Когда прилетел корабль ЮМС было уже темно. Из окна своего кабинета Максим видел где-то на горизонте его голубые огни. Забегали солдаты. В кабинет без стука ворвался рядовой Семенов:
— Товарищ майор, над посадочным плато корабль. Заходит на посадку. Посылает сигналы с маркировкой ЮМС.

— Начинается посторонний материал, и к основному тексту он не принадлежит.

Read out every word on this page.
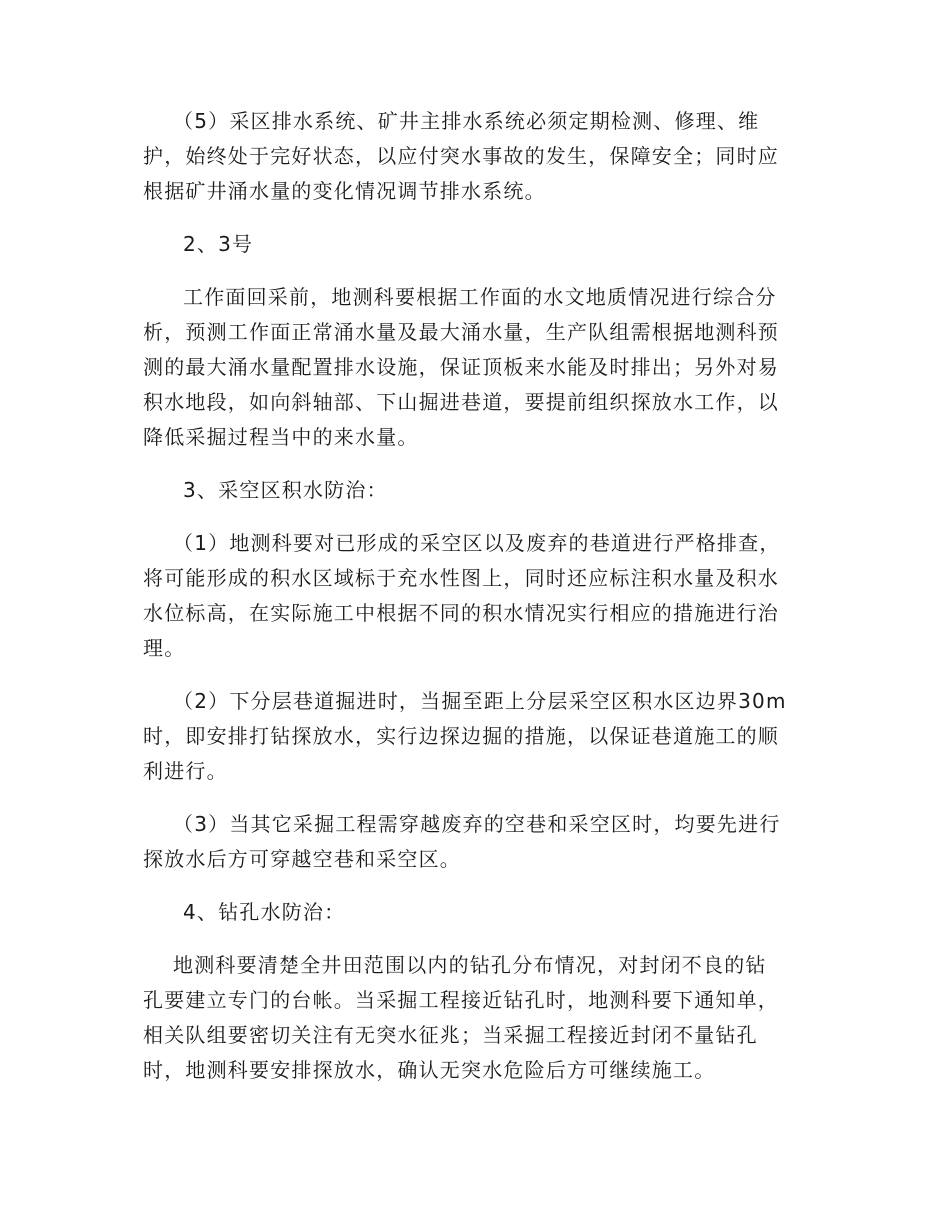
（5）采区排水系统、矿井主排水系统必须定期检测、修理、维
护，始终处于完好状态，以应付突水事故的发生，保障安全；同时应
根据矿井涌水量的变化情况调节排水系统。
2、3号
工作面回采前，地测科要根据工作面的水文地质情况进行综合分
析，预测工作面正常涌水量及最大涌水量，生产队组需根据地测科预
测的最大涌水量配置排水设施，保证顶板来水能及时排出；另外对易
积水地段，如向斜轴部、下山掘进巷道，要提前组织探放水工作，以
降低采掘过程当中的来水量。
3、采空区积水防治：
（1）地测科要对已形成的采空区以及废弃的巷道进行严格排查，
将可能形成的积水区域标于充水性图上，同时还应标注积水量及积水
水位标高，在实际施工中根据不同的积水情况实行相应的措施进行治
理。
（2）下分层巷道掘进时，当掘至距上分层采空区积水区边界30m
时，即安排打钻探放水，实行边探边掘的措施，以保证巷道施工的顺
利进行。
（3）当其它采掘工程需穿越废弃的空巷和采空区时，均要先进行
探放水后方可穿越空巷和采空区。
4、钻孔水防治：
地测科要清楚全井田范围以内的钻孔分布情况，对封闭不良的钻
孔要建立专门的台帐。当采掘工程接近钻孔时，地测科要下通知单，
相关队组要密切关注有无突水征兆；当采掘工程接近封闭不量钻孔
时，地测科要安排探放水，确认无突水危险后方可继续施工。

— Вижу. Это наши. Встречайте.
— Так точно, товарищ майор. Разрешите идти?
— Разрешаю. Идите.
Максим закрыл дверь на ключ. Корабль спустился уже совсем близко к земле. От сюда было видно, как замигали оранжевые посадочные огни, и он скрылся за холмом, силуэт которого остался в небе, очерченный голубым заревом. "Это наши. Это свои", — повторял он про себя и не мог оторвать глаз от холма. Колючий комок прокатился по горлу и опустился в желудок. Вдруг, палисадник вспыхнул ярким светом из окон на первом этаже. Замелькали силуэты. Трое солдат выбежали из особняка. Бежали быстро, в сторону холма, в руках автоматы. Через мгновение кто-то стал колотить в дверь кабинета. "Товарищ майор, товарищ майор!" — кричали за дверью. Максим даже не обернулся и стал изо всех сил вглядываться в черное ночное небо. Увидел. Маленький огонек желтоватого цвета стремительно приближался в поверхности Киля. Уже через несколько минут в небе заблестели, словно нити проливного дождя, лучи лазерных выстрелов. Красная вспышка за холмом, потом грохот, дребезжание стекол. Еще одна. "Прилетели", — прошептал Максим, и еле заметная кривая улыбка застыла на его лице. Пистолет лежал на столе. Он оказался гораздо тяжелей, чем обычно. Звуки стрельбы за холмом уже не прерывались. Небо вспыхивало то голубым, то оранжевым, то красным. "Красиво", — пронеслось в голове. — "Почему он такой тяжелый?" Холод у виска. Выстрел.